= Sodium bismuth titanate =

Sodium bismuth titanate or bismuth sodium titanium oxide (NBT or BNT) is a solid inorganic compound of sodium, bismuth, titanium and oxygen with the chemical formula of Na_{0.5}Bi_{0.5}TiO_{3} or Bi_{0.5}Na_{0.5}TiO_{3}. This compound adopts the perovskite structure.

==Synthesis==
Na_{0.5}Bi_{0.5}TiO_{3} is not a naturally occurring mineral and several synthesis routes to obtain the compound have been developed. It can be easily prepared by solid state reaction between Na_{2}CO_{3}, Bi_{2}O_{3} and TiO_{2} at temperatures around 850 °C.

==Structure==

The exact room-temperature crystal structure of sodium bismuth titanate has been a matter of debate for several years.
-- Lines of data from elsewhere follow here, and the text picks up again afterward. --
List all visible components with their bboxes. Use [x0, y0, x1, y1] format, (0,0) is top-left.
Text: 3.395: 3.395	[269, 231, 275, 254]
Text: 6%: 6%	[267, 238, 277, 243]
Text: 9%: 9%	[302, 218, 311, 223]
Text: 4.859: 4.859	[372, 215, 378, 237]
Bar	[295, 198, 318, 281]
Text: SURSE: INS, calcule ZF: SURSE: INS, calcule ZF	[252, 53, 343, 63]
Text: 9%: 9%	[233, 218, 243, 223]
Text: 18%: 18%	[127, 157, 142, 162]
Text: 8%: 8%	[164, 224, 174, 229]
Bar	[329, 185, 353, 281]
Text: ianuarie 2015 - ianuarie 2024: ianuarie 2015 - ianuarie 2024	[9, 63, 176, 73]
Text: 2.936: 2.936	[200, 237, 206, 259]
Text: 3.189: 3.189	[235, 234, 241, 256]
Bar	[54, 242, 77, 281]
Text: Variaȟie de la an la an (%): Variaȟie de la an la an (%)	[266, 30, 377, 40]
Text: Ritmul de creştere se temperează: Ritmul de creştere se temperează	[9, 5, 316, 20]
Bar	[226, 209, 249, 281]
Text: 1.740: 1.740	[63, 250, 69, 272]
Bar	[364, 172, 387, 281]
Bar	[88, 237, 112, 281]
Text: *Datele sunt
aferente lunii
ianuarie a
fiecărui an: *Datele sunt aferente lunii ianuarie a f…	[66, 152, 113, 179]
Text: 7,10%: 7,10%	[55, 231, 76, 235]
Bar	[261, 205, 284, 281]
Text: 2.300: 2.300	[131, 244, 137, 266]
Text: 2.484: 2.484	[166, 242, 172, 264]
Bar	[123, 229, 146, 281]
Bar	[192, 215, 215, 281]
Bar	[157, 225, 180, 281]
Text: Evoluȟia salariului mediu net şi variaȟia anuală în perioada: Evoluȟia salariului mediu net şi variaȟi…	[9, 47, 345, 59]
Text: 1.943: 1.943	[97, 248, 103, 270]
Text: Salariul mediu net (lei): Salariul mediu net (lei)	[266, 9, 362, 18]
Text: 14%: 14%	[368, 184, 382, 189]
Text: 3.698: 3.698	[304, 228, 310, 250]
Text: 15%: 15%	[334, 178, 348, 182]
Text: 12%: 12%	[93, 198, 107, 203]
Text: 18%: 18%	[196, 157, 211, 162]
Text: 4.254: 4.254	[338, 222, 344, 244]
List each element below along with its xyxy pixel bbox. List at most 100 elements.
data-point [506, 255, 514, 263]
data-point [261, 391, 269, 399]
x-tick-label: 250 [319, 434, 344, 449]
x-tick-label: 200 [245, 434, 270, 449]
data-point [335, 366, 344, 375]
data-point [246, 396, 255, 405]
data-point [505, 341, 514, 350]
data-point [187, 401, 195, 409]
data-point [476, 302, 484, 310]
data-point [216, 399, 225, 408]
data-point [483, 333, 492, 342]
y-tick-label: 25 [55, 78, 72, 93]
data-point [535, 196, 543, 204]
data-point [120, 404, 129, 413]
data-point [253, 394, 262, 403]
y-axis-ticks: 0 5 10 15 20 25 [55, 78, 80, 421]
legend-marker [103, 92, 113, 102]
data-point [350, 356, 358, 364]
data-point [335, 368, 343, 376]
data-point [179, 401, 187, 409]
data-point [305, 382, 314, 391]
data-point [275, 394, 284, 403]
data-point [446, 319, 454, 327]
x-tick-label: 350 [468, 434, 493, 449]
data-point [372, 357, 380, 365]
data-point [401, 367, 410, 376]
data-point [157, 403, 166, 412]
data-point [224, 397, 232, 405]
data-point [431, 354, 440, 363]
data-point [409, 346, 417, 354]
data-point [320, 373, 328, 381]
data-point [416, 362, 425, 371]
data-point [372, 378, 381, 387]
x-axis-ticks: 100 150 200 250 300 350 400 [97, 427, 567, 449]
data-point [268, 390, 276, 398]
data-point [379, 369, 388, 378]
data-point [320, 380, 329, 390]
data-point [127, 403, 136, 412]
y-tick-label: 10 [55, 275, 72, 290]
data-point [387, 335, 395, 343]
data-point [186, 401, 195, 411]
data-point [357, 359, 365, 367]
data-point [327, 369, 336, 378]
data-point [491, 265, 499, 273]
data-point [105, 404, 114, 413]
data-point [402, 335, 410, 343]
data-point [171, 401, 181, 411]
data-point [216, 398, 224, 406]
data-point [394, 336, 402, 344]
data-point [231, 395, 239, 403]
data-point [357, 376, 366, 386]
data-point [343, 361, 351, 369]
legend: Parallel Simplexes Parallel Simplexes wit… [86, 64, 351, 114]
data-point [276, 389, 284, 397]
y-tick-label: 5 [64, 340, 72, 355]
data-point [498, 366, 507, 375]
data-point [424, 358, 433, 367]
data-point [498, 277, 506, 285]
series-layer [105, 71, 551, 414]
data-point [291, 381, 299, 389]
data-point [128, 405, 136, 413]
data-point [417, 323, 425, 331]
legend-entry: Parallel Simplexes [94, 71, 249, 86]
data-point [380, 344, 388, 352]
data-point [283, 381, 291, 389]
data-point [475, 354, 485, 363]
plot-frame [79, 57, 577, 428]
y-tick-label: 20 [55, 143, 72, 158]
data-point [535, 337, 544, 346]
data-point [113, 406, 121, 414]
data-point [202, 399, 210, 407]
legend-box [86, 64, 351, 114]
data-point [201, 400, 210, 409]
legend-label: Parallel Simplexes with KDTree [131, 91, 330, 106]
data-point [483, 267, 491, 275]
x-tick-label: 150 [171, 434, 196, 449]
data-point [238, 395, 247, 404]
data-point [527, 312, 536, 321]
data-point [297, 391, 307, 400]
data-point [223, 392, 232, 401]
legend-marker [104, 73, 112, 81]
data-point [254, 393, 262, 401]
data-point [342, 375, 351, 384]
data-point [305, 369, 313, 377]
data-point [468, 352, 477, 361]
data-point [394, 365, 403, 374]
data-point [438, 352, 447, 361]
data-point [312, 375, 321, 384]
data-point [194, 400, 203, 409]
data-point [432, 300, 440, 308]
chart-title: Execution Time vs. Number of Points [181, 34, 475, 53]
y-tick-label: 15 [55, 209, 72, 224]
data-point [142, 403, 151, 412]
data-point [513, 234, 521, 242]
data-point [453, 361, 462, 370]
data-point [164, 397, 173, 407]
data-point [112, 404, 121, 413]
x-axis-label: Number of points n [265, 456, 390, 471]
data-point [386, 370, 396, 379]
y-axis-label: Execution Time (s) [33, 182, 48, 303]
Early studies in the 1960s using X-ray diffraction suggested Na_{0.5}Bi_{0.5}TiO_{3} to adopt either a pseudo-cubic or a rhombohedral crystal structure. In 2010, based on the high-resolution single-crystal X-ray diffraction data, a monoclinic structure (space group Cc) was proposed. On heating, Na_{0.5}Bi_{0.5}TiO_{3} transforms at 533 ± 5 K to a tetragonal structure (space group P4bm) and above 793 ± 5 K to cubic structure (space group Pm3̅m).

==Physical properties==
Na_{0.5}Bi_{0.5}TiO_{3} is a relaxor ferroelectric. Its optical band gap was reported to be in the 3.0–3.5 eV.

==Applications==

Various solid solutions with tetragonal ferroelectric perovskites including BaTiO_{3}, Bi_{0.5}K_{0.5}TiO_{3} have been developed to obtain morphotropic phase boundaries to enhance the piezoelectric properties of Na_{0.5}Bi_{0.5}TiO_{3}. The extraordinarily large strain generated by a field-induced phase transition in sodium bismuth titanate-based solid solutions prompted researchers to investigate its potential as an alternative to lead zirconate titanate for actuator applications.